Luoghi come l’ex cantiere del mai nato centro commerciale “Le Perle” diventano spesso spazi di degrado c’è qualche progetto percorribile su quel fronte?
«Trattandosi di un’area di proprietà privata, l’amministrazione svolge un ruolo di interlocuzione. Nonostante la complessità della situazione, il dialogo resta aperto e si intravedono prospettive di sviluppo che potrebbero portare a una risoluzione della vicenda nel medio periodo».
Se fosse rieletto, tra cinque anni potrebbe dirsi davvero soddisfatto se…
«Il bilancio sarebbe positivo qualora si completasse la messa in sicurezza idraulica con le prime aree di laminazione attive. A questo si dovrebbero aggiungere l’avanzamento dei lavori per il Ponte delle Grazie, l’avvio del cantiere per la circonvallazione a nord, opera fondamentale per alleggerire il traffico pesante, e la realizzazione del sottopasso pedonale della stazione ferroviaria verso via Filanda Nuova, necessario per decongestionare la sosta nelle aree di piazzale Cesare Battisti».
Dieci anni da vicesindaco e 5 da sindaco per il 51enne iscritto all’albo giornalisti
Massimo Isola
Nato a Faenza il 17 agosto 1974 (51 anni).
Stato civile: sposato
Titolo di studio: laurea in Lettere e filosofia Professione: amministratore, iscritto all’albo giornalisti Ultimo reddito annuo dichiarato: 76.784 euro
Veicoli e immobili di proprietà: Citroen Picasso e due unità abitative a Casola.
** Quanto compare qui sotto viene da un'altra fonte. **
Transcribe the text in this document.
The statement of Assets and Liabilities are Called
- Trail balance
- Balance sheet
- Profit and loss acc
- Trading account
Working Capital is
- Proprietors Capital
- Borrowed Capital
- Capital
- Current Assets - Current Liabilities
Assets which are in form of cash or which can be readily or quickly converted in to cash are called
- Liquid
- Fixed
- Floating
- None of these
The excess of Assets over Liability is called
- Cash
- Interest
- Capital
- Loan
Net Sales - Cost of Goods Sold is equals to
Precedenti esperienze politiche: vicesindaco 2010-20
Tessera di partito: Pd
Come andò nel 2020
Le ultime elezioni comunali a Faenza si sono tenute a settembre 2020. Massimo Isola fu eletto sindaco al primo turno con il 59,95 percento dei voti (facendo meglio del predecessore Giovanni Malpezzi che ot- tenne il 54,1 nel 2010 e nel 2015 il 45 percento che lo costrinse al ballottaggio contro lo stesso Gabriele Padovani che ora ci riprova).
In consiglio comunale il Pd con il 33,9 percento prese 9 seggi (altri sei alla coalizione di centro sinistra con due a testa per le liste Faenza Cresce e Coraggiosa). L’opposizione conquistò 9 seggi in totale di cui 5 alla Lega con il 18,7 percento.